Oleh karenanya, sejumlah pertanyaan yang begitu banyak pun menjadi tergiring meruncing hanya ke satu pertanyaan; apakah perekonomian negara (melalui jendela penilaian Bank Dunia) merefleksikan kondisi perekonomian rakyatnya ?

Karena dalam kenyataannya, satu persen warga Indonesia (yang hampir seluruhnya dari etnis tertentu), menguasai hampir seluruh sendi kehidupan perekonomian Indonesia.

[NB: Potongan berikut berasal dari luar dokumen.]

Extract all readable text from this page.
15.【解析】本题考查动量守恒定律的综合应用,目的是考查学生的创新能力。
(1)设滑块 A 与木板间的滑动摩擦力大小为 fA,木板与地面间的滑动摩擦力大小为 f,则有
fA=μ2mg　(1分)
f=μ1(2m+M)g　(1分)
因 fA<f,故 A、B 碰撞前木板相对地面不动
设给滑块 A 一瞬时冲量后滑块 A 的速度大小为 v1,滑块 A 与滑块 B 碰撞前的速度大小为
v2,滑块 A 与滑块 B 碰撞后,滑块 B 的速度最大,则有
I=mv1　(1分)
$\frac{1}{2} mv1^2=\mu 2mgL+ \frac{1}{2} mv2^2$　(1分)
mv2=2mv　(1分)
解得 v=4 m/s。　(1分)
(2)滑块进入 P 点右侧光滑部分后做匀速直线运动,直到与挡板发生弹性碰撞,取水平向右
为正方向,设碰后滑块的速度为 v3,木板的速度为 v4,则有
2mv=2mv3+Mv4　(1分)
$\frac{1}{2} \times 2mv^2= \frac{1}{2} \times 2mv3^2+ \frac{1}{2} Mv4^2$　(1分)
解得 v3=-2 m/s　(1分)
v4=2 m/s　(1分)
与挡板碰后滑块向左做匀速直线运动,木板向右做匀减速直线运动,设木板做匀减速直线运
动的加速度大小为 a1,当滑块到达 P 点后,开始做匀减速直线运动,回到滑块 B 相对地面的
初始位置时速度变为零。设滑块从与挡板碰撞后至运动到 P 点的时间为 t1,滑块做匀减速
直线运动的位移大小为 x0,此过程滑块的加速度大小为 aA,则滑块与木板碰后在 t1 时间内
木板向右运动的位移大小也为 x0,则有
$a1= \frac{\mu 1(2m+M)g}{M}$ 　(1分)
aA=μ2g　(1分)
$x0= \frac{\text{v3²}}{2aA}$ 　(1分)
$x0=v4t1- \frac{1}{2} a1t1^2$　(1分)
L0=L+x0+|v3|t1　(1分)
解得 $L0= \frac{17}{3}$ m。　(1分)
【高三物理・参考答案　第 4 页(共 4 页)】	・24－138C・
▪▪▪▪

YANG KAYA menjadi SEMAKIN KAYA, dan yang miskin terus beranak pinak dalam kemiskinannya.

Dengan realita ini, di mana keadilan dan adilnya tata ekonomi nasional kita ? Catatan penting: penekanan pada kata ‘etnis tertentu’ jangan didekati melalui jendela rasialis.

Ini masalah keadilan, demokrasi ekonomi, dan  perimbangan kekuatan dalam kerangka ketahanan nasional. Dalam kaitan ekonomi, jangan sampai ada ‘negara’ dalam negara!

Oleh karenanya, kita perlu mempertanyakan kembali;  apakah roda perekonomian kita sudah berjalan di atas rel yang benar ? Di atas relnya cita-cita revolusi Indonesia ? Atau, kita sengaja membiarkan perekonomian nasional kita, masuk dalam perangkap ‘slow motion suicide’…alias bunuh diri secara perlahan, tapi pasti.

Saya mengajak untuk sejenak menoleh sejarah ke belakang, untuk jangan sampai kita melupakan apa yang pernah terjadi pada Pak Harto dan ulah IMF (Suharto-Camdessus, 15 Januari ‘98).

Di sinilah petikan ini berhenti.